Mr. Gates’s memo appears to reflect concerns in the Pentagon and the military that the White House did not have a well prepared series of alternatives in place in case all the diplomatic steps finally failed. Separately, Adm. Mike Mullen, chairman of the Joint Chiefs of Staff, wrote a “chairman’s guidance” to his staff in December conveying a sense of urgency about contingency planning. He cautioned that a military attack would have “limited results,” but he did not convey any warnings about policy shortcomings.

“Should the president call for military options, we must have them ready,” the admiral wrote.

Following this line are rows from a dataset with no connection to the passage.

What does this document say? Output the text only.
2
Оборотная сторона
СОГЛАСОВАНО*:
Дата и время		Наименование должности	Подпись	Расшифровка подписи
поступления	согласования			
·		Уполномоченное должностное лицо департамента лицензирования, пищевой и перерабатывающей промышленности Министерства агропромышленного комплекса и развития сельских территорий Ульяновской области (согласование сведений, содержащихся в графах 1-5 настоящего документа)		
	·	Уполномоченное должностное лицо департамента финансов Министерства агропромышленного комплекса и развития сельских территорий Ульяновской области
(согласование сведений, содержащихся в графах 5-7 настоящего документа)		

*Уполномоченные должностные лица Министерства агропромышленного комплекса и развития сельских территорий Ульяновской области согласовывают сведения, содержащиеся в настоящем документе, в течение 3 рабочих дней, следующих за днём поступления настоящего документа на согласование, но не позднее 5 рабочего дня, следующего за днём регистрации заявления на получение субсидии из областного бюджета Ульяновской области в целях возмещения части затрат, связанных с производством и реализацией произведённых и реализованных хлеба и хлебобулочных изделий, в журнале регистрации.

Administration officials testifying before a Senate committee last week made it clear that those preparations were under way. So did General Jones. “The president has made it clear from the beginning of this administration that we need to be prepared for every possible contingency,” he said in the interview. “That is what we have done from day one, while successfully building a coalition of nations to isolate Iran and pressure it to live up to its obligations.”

At the same hearing before the Senate Armed Services Committee, Lt. Gen. Ronald L. Burgess Jr., director of the Defense Intelligence Agency, and Gen. James E. Cartwright, the vice chairman of the Joint Chiefs of Staff and one of the military’s most experienced officers on nuclear matters, said that Iran could produce bomb-grade fuel for at least one nuclear weapon within a year, but that it would probably need two to five years to manufacture a workable atomic bomb.

The administration has been stepping up efforts to contain the influence of Iran and counter its missiles, including placing Patriot anti-missile batteries, mostly operated by Americans, in several states around the Persian Gulf. The Pentagon also is moving ahead with a plan for regional missile defense that reconfigures architecture inherited from the Bush administration to more rapidly field interceptors on land and at sea.